Wszystkie te i inne wypowiedzi jasno dowodziły, że PiS odniosło w tych wyborach sukces. Zacząłem przecierać oczy ze zdumienia. Skąd w takim razie wziął się słupek z najlepszym wynikiem Platformy Obywatelskiej? Jeszcze w stacjach komercyjnych rozumiem, ale w publicznej? Czyżby zarzuty obserwatorów zagranicznych o stronniczość TVP okazały się zasadne? Przynajmniej w studiu na Woronicza mogli pokazać, że wygrało PiS.
Dopiero wypowiedź Jacka Kurskiego w „Kropce nad i” trochę rozjaśniła sytuację: – Uzgodniliśmy w Prawie i Sprawiedliwości, że sprawy i oceny związane z kampanią i te rzeczy, które chcieliśmy sobie wzajemnie wytknąć, pozostawimy wyłącznie w PiS. Nie będziemy urządzali żadnych połajanek przed kamerami.

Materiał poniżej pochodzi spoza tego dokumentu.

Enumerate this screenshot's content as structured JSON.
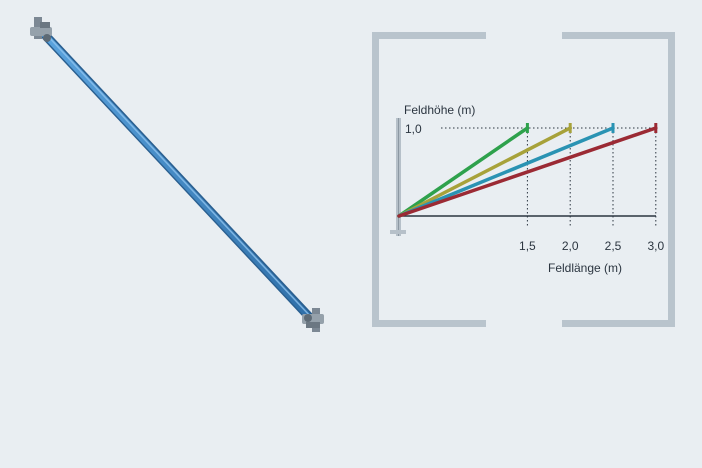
{
  "diagram": {
    "y_axis_title": "Feldhöhe (m)",
    "x_axis_title": "Feldlänge (m)",
    "y_tick_label": "1,0",
    "x_tick_labels": [
      "1,5",
      "2,0",
      "2,5",
      "3,0"
    ],
    "colors": {
      "background": "#e9eef2",
      "frame": "#b9c4cd",
      "axis": "#2b3540",
      "brace_main": "#3f86c4"
    },
    "braces": [
      {
        "field_length": "1,5",
        "field_height": "1,0",
        "color": "#2ea14c"
      },
      {
        "field_length": "2,0",
        "field_height": "1,0",
        "color": "#a7a23a"
      },
      {
        "field_length": "2,5",
        "field_height": "1,0",
        "color": "#2a93b3"
      },
      {
        "field_length": "3,0",
        "field_height": "1,0",
        "color": "#9b2a34"
      }
    ]
  }
}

Jeszcze przed partyjnymi ustaleniami Kurskiemu wypsnęło się w wieczór wyborczy: – Zabiły nas wielkie miasta, zabiła nas frekwencja.
Strach pomyśleć, co opowiadaliby oddający władzę, gdyby nie uzgodnienia, bo już przyznać, że partię zabiła frekwencja, to piękne polityczne samobójstwo. Ale jak od lat wiadomo, sukces ma wielu ojców, a klęska jest biedną sierotą. Sprytna zamiana przegranej w sukces szczęśliwie spowodowała, że ta porażka ma wyjątkowo wielu ojców.